In de zomer van 1845 stapt de dan 27-jarige Tietje Cornelis Brok in de huwelijksboot met de dan 19-jarige Johannes Schotanus uit Stiens. Zij is geboren in Minnertsga en is een dochter van Cornelis Brok en Jetske Hibma. Johannes is kleermaker en ten tijde van de huwelijksvoltrekking  ‘verblijfhoudende’, zoals dat zo mooi in de huwelijksakte staat, in Minnertsga. Dit echtpaar heeft naar alle waarschijnlijkheid het fundament gelegd van de het kleermakersbedrijf van de firma Schotanus.

Het winkelpand rond 1900

Johannes is het oudste kind van Jacob Schotanus (1793-1867) en Trijntje Buursma (1799-1864). Hij ziet het eerste levenslicht in Birdaard op 18 september 1825. In Birdaard wordt zijn broertje Tjalling geboren. Het gezin verhuist daarna naar Rinsumageest. Daar worden vijf zusjes geboren: Rinske, Jantje en Antje. Twee zusjes, genaamd Jantje, overlijden voor hun eerste levensjaar. Tussen 1839 en 1842 verhuist het gezin naar Stiens waar het jongste zusje Trijntje wordt geboren.

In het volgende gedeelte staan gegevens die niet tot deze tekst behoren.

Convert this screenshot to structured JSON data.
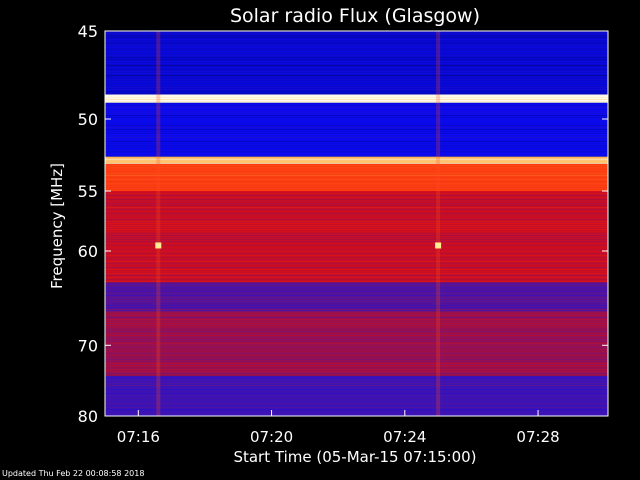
{
  "chart_data": {
    "type": "heatmap",
    "title": "Solar radio Flux (Glasgow)",
    "xlabel": "Start Time (05-Mar-15 07:15:00)",
    "ylabel": "Frequency [MHz]",
    "x_start": "07:15:00",
    "x_range_min": [
      0,
      15.1
    ],
    "x_ticks": [
      {
        "label": "07:16",
        "minutes": 1
      },
      {
        "label": "07:20",
        "minutes": 5
      },
      {
        "label": "07:24",
        "minutes": 9
      },
      {
        "label": "07:28",
        "minutes": 13
      }
    ],
    "ylim": [
      45,
      80
    ],
    "y_ticks": [
      45,
      50,
      55,
      60,
      70,
      80
    ],
    "y_scale": "reciprocal",
    "y_reversed": true,
    "frequency_bands": [
      {
        "from": 45.0,
        "to": 48.5,
        "level": 0.12
      },
      {
        "from": 48.5,
        "to": 49.0,
        "level": 1.0
      },
      {
        "from": 49.0,
        "to": 52.5,
        "level": 0.15
      },
      {
        "from": 52.5,
        "to": 53.0,
        "level": 0.9
      },
      {
        "from": 53.0,
        "to": 55.0,
        "level": 0.68
      },
      {
        "from": 55.0,
        "to": 63.0,
        "level": 0.5
      },
      {
        "from": 63.0,
        "to": 66.0,
        "level": 0.32
      },
      {
        "from": 66.0,
        "to": 74.0,
        "level": 0.42
      },
      {
        "from": 74.0,
        "to": 80.0,
        "level": 0.28
      }
    ],
    "bursts": [
      {
        "minutes": 1.6,
        "freq": 59.5
      },
      {
        "minutes": 10.0,
        "freq": 59.5
      }
    ],
    "grid": false,
    "legend": "none"
  },
  "footer": {
    "updated": "Updated Thu Feb 22 00:08:58 2018"
  }
}
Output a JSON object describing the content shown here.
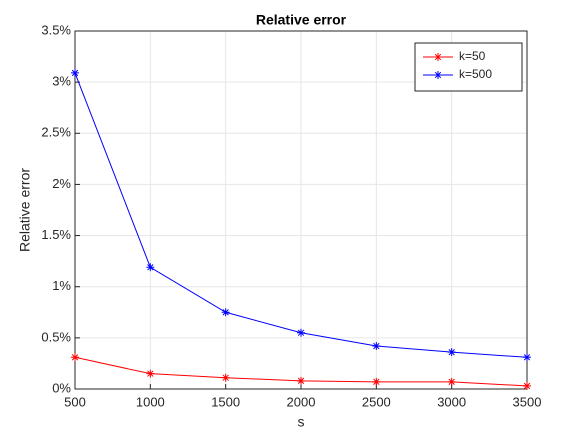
{
  "chart_data": {
    "type": "line",
    "title": "Relative error",
    "x_label": "s",
    "y_label": "Relative error",
    "x": [
      500,
      1000,
      1500,
      2000,
      2500,
      3000,
      3500
    ],
    "series": [
      {
        "name": "k=50",
        "color": "#ff0000",
        "values": [
          0.31,
          0.15,
          0.11,
          0.08,
          0.07,
          0.07,
          0.03
        ]
      },
      {
        "name": "k=500",
        "color": "#0000ff",
        "values": [
          3.09,
          1.19,
          0.75,
          0.55,
          0.42,
          0.36,
          0.31
        ]
      }
    ],
    "xlim": [
      500,
      3500
    ],
    "xticks": [
      500,
      1000,
      1500,
      2000,
      2500,
      3000,
      3500
    ],
    "ylim": [
      0,
      3.5
    ],
    "yticks": [
      {
        "value": 0,
        "label": "0%"
      },
      {
        "value": 0.5,
        "label": "0.5%"
      },
      {
        "value": 1,
        "label": "1%"
      },
      {
        "value": 1.5,
        "label": "1.5%"
      },
      {
        "value": 2,
        "label": "2%"
      },
      {
        "value": 2.5,
        "label": "2.5%"
      },
      {
        "value": 3,
        "label": "3%"
      },
      {
        "value": 3.5,
        "label": "3.5%"
      }
    ],
    "grid": true,
    "legend": "northeast",
    "marker": "asterisk"
  }
}
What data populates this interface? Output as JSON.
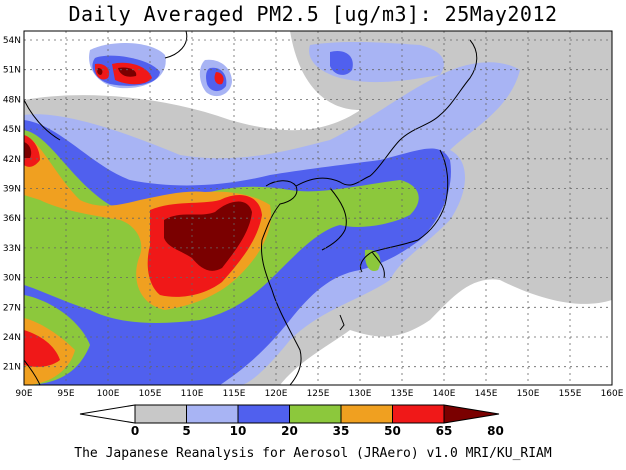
{
  "title": "Daily Averaged PM2.5 [ug/m3]: 25May2012",
  "footer": "The Japanese Reanalysis for Aerosol (JRAero) v1.0 MRI/KU_RIAM",
  "lat_labels": [
    "54N",
    "51N",
    "48N",
    "45N",
    "42N",
    "39N",
    "36N",
    "33N",
    "30N",
    "27N",
    "24N",
    "21N"
  ],
  "lon_labels": [
    "90E",
    "95E",
    "100E",
    "105E",
    "110E",
    "115E",
    "120E",
    "125E",
    "130E",
    "135E",
    "140E",
    "145E",
    "150E",
    "155E",
    "160E"
  ],
  "colorbar": {
    "levels": [
      "0",
      "5",
      "10",
      "20",
      "35",
      "50",
      "65",
      "80"
    ],
    "colors": [
      "#ffffff",
      "#c8c8c8",
      "#a8b4f4",
      "#5060ee",
      "#8cc83c",
      "#f0a020",
      "#f01818",
      "#7a0000"
    ]
  }
}
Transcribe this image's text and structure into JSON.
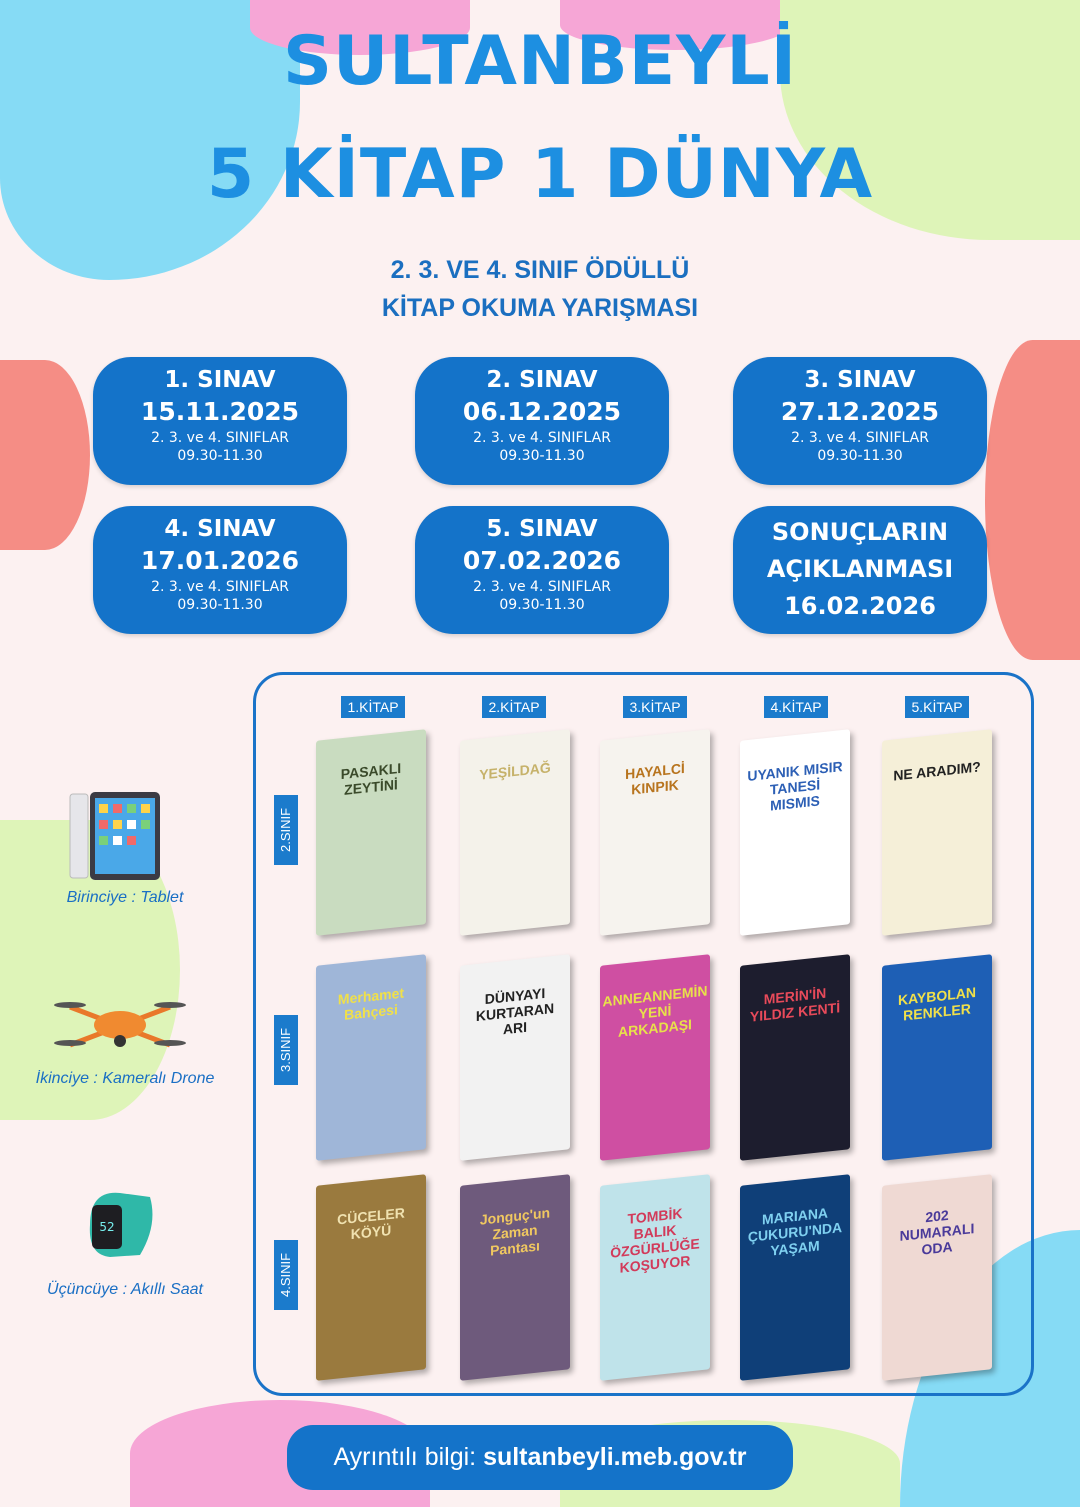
{
  "header": {
    "title_line1": "SULTANBEYLİ",
    "title_line2": "5 KİTAP 1 DÜNYA",
    "subtitle_line1": "2. 3. VE 4. SINIF ÖDÜLLÜ",
    "subtitle_line2": "KİTAP OKUMA YARIŞMASI"
  },
  "exams": [
    {
      "name": "1. SINAV",
      "date": "15.11.2025",
      "classes": "2. 3. ve 4. SINIFLAR",
      "time": "09.30-11.30"
    },
    {
      "name": "2. SINAV",
      "date": "06.12.2025",
      "classes": "2. 3. ve 4. SINIFLAR",
      "time": "09.30-11.30"
    },
    {
      "name": "3. SINAV",
      "date": "27.12.2025",
      "classes": "2. 3. ve 4. SINIFLAR",
      "time": "09.30-11.30"
    },
    {
      "name": "4. SINAV",
      "date": "17.01.2026",
      "classes": "2. 3. ve 4. SINIFLAR",
      "time": "09.30-11.30"
    },
    {
      "name": "5. SINAV",
      "date": "07.02.2026",
      "classes": "2. 3. ve 4. SINIFLAR",
      "time": "09.30-11.30"
    }
  ],
  "results": {
    "line1": "SONUÇLARIN",
    "line2": "AÇIKLANMASI",
    "date": "16.02.2026"
  },
  "book_columns": [
    "1.KİTAP",
    "2.KİTAP",
    "3.KİTAP",
    "4.KİTAP",
    "5.KİTAP"
  ],
  "grades": [
    {
      "label": "2.SINIF",
      "books": [
        "PASAKLI ZEYTİNİ",
        "YEŞİLDAĞ",
        "HAYALCİ KINPIK",
        "UYANIK MISIR TANESİ MISMIS",
        "NE ARADIM?"
      ]
    },
    {
      "label": "3.SINIF",
      "books": [
        "Merhamet Bahçesi",
        "DÜNYAYI KURTARAN ARI",
        "ANNEANNEMİN YENİ ARKADAŞI",
        "MERİN'İN YILDIZ KENTİ",
        "KAYBOLAN RENKLER"
      ]
    },
    {
      "label": "4.SINIF",
      "books": [
        "CÜCELER KÖYÜ",
        "Jonguç'un Zaman Pantası",
        "TOMBİK BALIK ÖZGÜRLÜĞE KOŞUYOR",
        "MARIANA ÇUKURU'NDA YAŞAM",
        "202 NUMARALI ODA"
      ]
    }
  ],
  "book_colors": [
    [
      "#c9dcc0",
      "#f4f2ea",
      "#f6f3ee",
      "#ffffff",
      "#f5efd8"
    ],
    [
      "#9fb6d8",
      "#f2f2f2",
      "#cf4fa2",
      "#1d1d2e",
      "#1e5fb5"
    ],
    [
      "#9a7a3e",
      "#6e5a7c",
      "#bfe3ea",
      "#0f3f78",
      "#efd9d3"
    ]
  ],
  "book_text_colors": [
    [
      "#3a4a2a",
      "#c6b26a",
      "#b8741e",
      "#2c5fb5",
      "#222222"
    ],
    [
      "#f0e04a",
      "#222222",
      "#e8e04a",
      "#e84a5a",
      "#f0e04a"
    ],
    [
      "#f0e2b0",
      "#f0c860",
      "#d23a5a",
      "#7fd0f0",
      "#4a3a9a"
    ]
  ],
  "prizes": [
    {
      "label": "Birinciye : Tablet",
      "icon": "tablet-icon"
    },
    {
      "label": "İkinciye : Kameralı Drone",
      "icon": "drone-icon"
    },
    {
      "label": "Üçüncüye : Akıllı Saat",
      "icon": "smartwatch-icon"
    }
  ],
  "footer": {
    "label": "Ayrıntılı bilgi:",
    "url": "sultanbeyli.meb.gov.tr"
  },
  "colors": {
    "primary_blue": "#1473c9",
    "title_blue": "#1d8fe1"
  }
}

Het kleermakersambacht heeft Johannes van zijn vader meegekregen net zoals zijn twee jaar jongere broer Tjalling die ook het kleermakersambacht uitvoerde en zich later vestigde in Kollumerzwaag. Zoals al eerder is aangegeven staat in de huwelijksakte dat Johannes kleermaker is en geen kleermakersknecht. Dat zou kunnen betekenen dat hij bedrijfsmatig voor zichzelf het vak uitoefende, maar dan zou hij eigenlijk meester kleermaker moeten zijn. En die benaming heb ik niet in combinatie met de naam Johannes Schotanus terug kunnen vinden in de archieven.

Minnertsga niet vreemd
Dat Johannes in Minnertsga voor zijn huwelijk al kleermaker is , is niet zo vreemd. Zijn pake en beppe van vaderskant hebben in Sexbierum gewoond waar zijn pake timmerknecht was. Johannes is in september 1825 geboren en zijn pake is in juni 1826 overleden. Het is dus maar de vraag of pake en pakesizzer elkaar ooit hebben gezien. Zijn beppe Aaltje (1770-1841) heeft hij wel gekend want die woonde later in Minnertsga. Zij was toen voor de tweede keer getrouwd en wel met de huisschilder Sjoerd Katje, een van de voormannen van de later Christelijke Afgescheiden Gemeente. Zijn beppe en haar man Sjoerd Katje woonden in huis nummer 4, op de hoek Ferniawei – Stasjonstrjitte. Het kan zijn dat hij op die wijze Minnertsga en ook Tietje heeft leren kennen.

Gezinsleven
Johannes en Tietje wonen later midden in de buorren in het pand wat nu Meinardswei 54 is. Dit pand zou na Johannes en Tietje nog drie generaties lang in het bezit zijn van de familie Schotanus. Tietje schenkt het leven aan vier kinderen: drie jongens en een meisje. In de kracht van haar leven komt Tietje eind mei 1856 op 38-jarige leeftijd te overlijden. Johannes blijft achter met de vier kinderen waarvan de oudste 10 en de jongste 4 jaar is. Tietje wordt begraven op het kerkhof van Minnertsga.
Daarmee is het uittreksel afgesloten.